YEKATERINBURG — Thousands of supporters of Prime Minister Vladimir Putin rallied Saturday to back his bid to return to the Kremlin, a week before what are likely to be far larger opposition protests to demand greater political choice.
Police said about 10,000 people gathered in Yekaterinburg, the country's fourth-largest city, with many brought on buses and trains from outlying towns in the Urals industrial belt to back Putin before the March 4 presidential vote.
Demonstrators held placards with slogans such as "We are for a stable tomorrow," swayed to pop music and enjoyed free food and drinks.
"Buses were laid on for us at the factory. We saw lists in advance of those who would go to the rally," said Andrei Mandure, a worker at a chemical plant in the town of Lesnoi, a closed facility during the Soviet era. Putin did not attend the rally.
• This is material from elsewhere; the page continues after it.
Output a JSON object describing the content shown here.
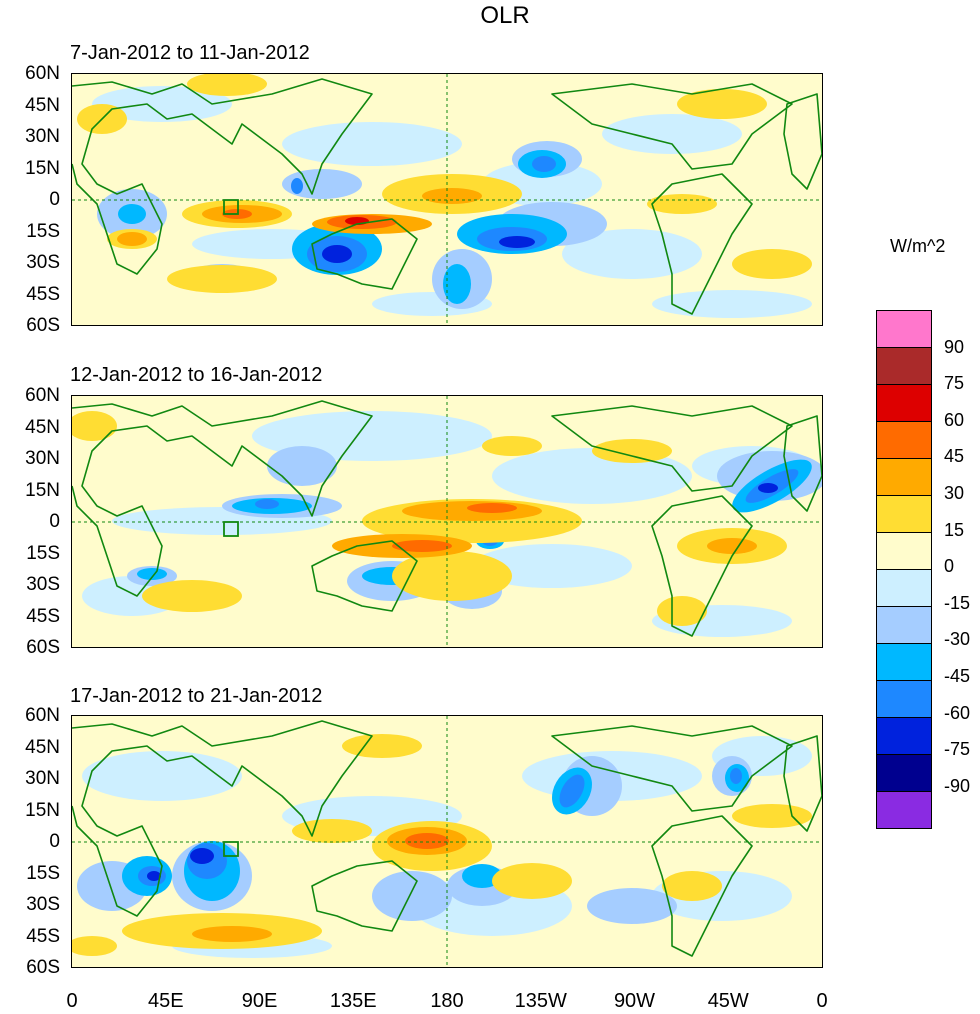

Public-sector workers were also out in the city's railway station square. One, a 59-year-old kindergarten worker who gave her name as Yevgenia, said her boss had instructed her to attend.
Putin is aiming to secure a third presidential term in March. He holds a clear lead in opinion polls, with Communist Gennady Zyuganov running a distant second.
The exclusion of liberal Grigory Yavlinsky from the slate on a technicality has further angered the opposition, which says the Kremlin allowed billionaire Mikhail Prokhorov to run to capture protest votes without posing a threat to Putin.
"There are no good candidates. Yavlinsky was banned … [so] who else if not Putin?" said Sergei, a 46-year-old from Kirovgrad, when asked who he would vote for in March.
Tens of thousands of people from different parties and others, unaffiliated to any political organization, are expected to take part in a protest march in Moscow on Feb. 4 to press for fair elections, which was approved by the city's authorities.